In order to allow intSimdMatrix implementations to 'overwrite' their outputs, ensure that the output buffers are always padded to the next block size. This doesn't make any difference yet, but it enables optimisations further down the line, especially when the biasing is pulled into the SIMD.

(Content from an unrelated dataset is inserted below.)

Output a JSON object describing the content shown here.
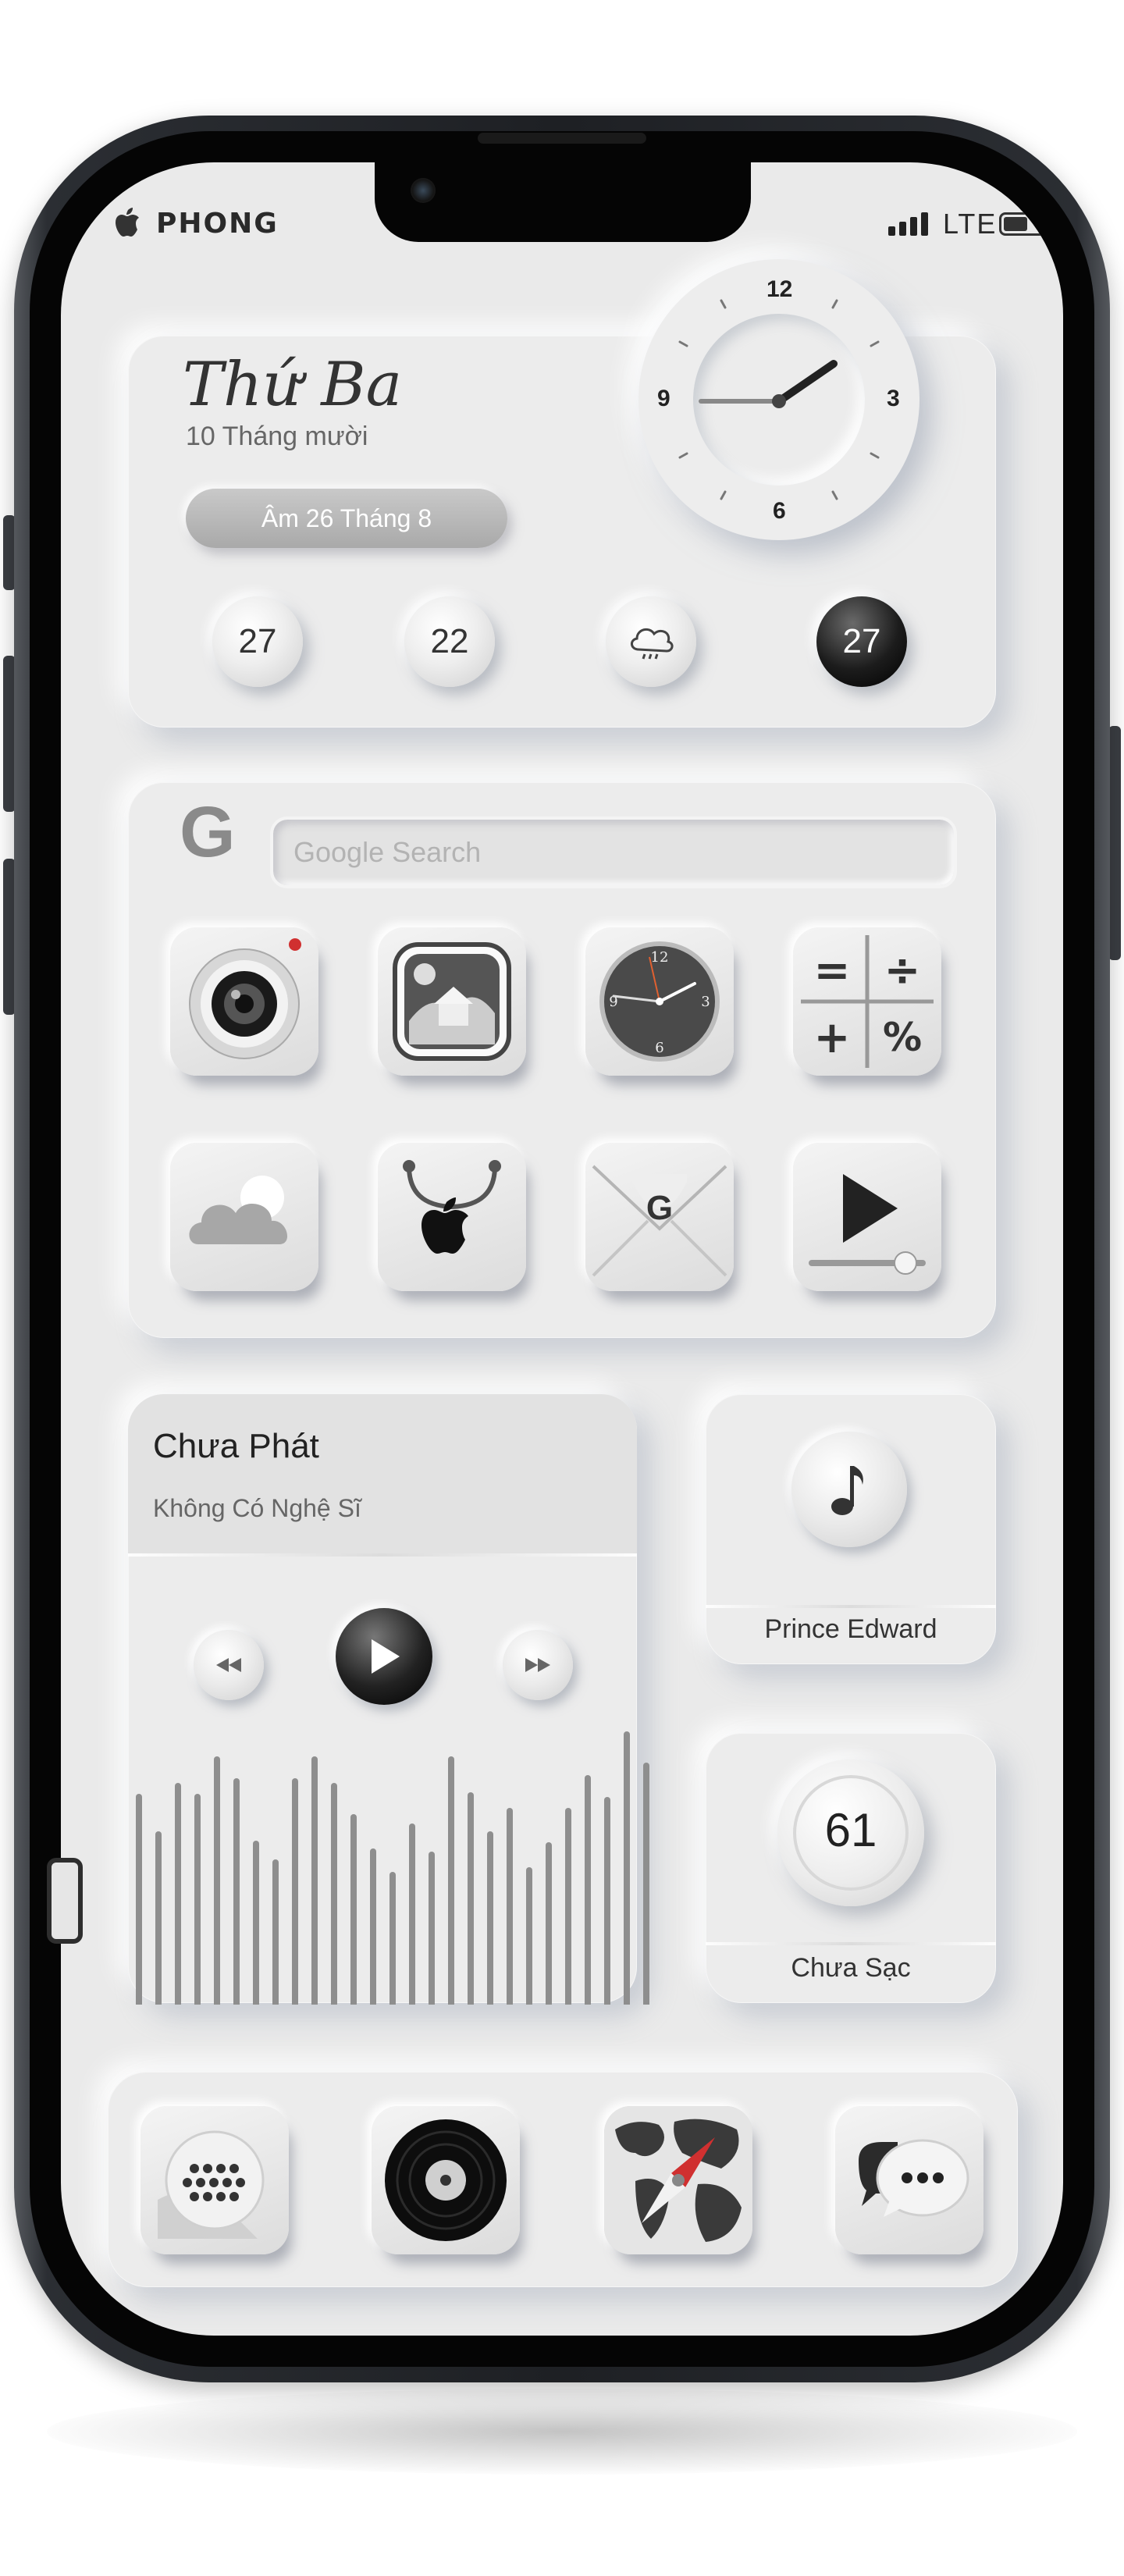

2025-01-22 09:53:03 +08:00 · 2020-05-27 12:18:23 +01:00 · 2020-05-27 12:18:23 +01:00 · aba1800f69
commit aba1800f69
parent 9dfdac51c6
3 changed files with 18 additions and 3 deletions
--- a/src/lstm/fullyconnected.cpp
+++ b/src/lstm/fullyconnected.cpp
@ -132,8 +132,11 @@ void FullyConnected::Forward(bool debug, const NetworkIO& input,
  temp_lines.init_to_size(kNumThreads, NetworkScratch::FloatVec());
  GenericVector<NetworkScratch::FloatVec> curr_input;
  curr_input.init_to_size(kNumThreads, NetworkScratch::FloatVec());
+  int ro = no_;
+  if (IntSimdMatrix::intSimdMatrix)
+    ro = IntSimdMatrix::intSimdMatrix->RoundOutputs(ro);
  for (int i = 0; i < kNumThreads; ++i) {
-    temp_lines[i].Init(no_, scratch);
+    temp_lines[i].Init(no_, ro, scratch);
    curr_input[i].Init(ni_, scratch);
  }
 #ifdef _OPENMP
--- a/src/lstm/lstm.cpp
+++ b/src/lstm/lstm.cpp
@ -264,7 +264,10 @@ void LSTM::Forward(bool debug, const NetworkIO& input,
  ResizeForward(input);
  // Temporary storage of forward computation for each gate.

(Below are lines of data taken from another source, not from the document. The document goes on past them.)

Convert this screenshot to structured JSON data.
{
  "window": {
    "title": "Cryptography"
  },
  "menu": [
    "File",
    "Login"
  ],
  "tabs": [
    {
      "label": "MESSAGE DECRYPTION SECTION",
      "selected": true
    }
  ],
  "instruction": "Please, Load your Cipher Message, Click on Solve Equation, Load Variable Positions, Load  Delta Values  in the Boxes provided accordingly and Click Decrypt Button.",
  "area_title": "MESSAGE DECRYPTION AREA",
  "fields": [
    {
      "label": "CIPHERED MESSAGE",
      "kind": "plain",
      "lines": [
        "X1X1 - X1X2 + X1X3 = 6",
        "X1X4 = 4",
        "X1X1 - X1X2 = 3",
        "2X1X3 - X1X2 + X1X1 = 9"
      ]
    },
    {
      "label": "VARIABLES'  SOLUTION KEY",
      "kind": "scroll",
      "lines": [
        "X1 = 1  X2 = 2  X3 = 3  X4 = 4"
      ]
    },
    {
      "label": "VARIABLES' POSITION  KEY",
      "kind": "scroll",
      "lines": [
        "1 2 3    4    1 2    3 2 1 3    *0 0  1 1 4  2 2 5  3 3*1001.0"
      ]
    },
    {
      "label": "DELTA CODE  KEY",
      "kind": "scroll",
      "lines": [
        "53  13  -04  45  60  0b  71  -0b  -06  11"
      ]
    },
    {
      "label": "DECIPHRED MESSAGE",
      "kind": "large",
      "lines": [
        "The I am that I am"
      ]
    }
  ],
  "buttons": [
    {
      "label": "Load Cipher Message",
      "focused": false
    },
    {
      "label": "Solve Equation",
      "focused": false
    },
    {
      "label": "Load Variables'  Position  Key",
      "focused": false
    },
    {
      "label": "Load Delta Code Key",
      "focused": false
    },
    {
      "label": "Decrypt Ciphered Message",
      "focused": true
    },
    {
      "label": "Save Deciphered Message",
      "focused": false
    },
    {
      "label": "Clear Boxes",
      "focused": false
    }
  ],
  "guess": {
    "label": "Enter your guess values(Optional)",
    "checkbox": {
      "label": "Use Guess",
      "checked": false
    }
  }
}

  NetworkScratch::FloatVec temp_lines[WT_COUNT];
-  for (auto & temp_line : temp_lines) temp_line.Init(ns_, scratch);
+  int ro = ns_;
+  if (source_.int_mode() && IntSimdMatrix::intSimdMatrix)
+    ro = IntSimdMatrix::intSimdMatrix->RoundOutputs(ro);
+  for (auto & temp_line : temp_lines) temp_line.Init(ns_, ro, scratch);
  // Single timestep buffers for the current/recurrent output and state.
  NetworkScratch::FloatVec curr_state, curr_output;
  curr_state.Init(ns_, scratch);
--- a/src/lstm/networkscratch.h
+++ b/src/lstm/networkscratch.h
@ -144,15 +144,24 @@ class NetworkScratch {
      if (scratch_space_ != nullptr) scratch_space_->vec_stack_.Return(vec_);
    }

-    void Init(int size, NetworkScratch* scratch) {
+    void Init(int size, int reserve, NetworkScratch* scratch) {
      if (scratch_space_ != nullptr && vec_ != nullptr)
        scratch_space_->vec_stack_.Return(vec_);
      scratch_space_ = scratch;
      vec_ = scratch_space_->vec_stack_.Borrow();
+      // Abuse vec_ here; first resize to 'reserve', which is larger
+      // than 'size' (i.e. it's size rounded up) then resize down again
+      // to the desired size. This assumes that the implementation does
+      // not shrink the storage on a resize.
+      vec_->resize_no_init(reserve);
      vec_->resize_no_init(size);
      data_ = &(*vec_)[0];
    }

+    void Init(int size, NetworkScratch *scratch) {
+      Init(size, size, scratch);
+    }
+
    // Use the cast operator instead of operator[] so the FloatVec can be used
    // as a double* argument to a function call.
    operator double*() const { return data_; }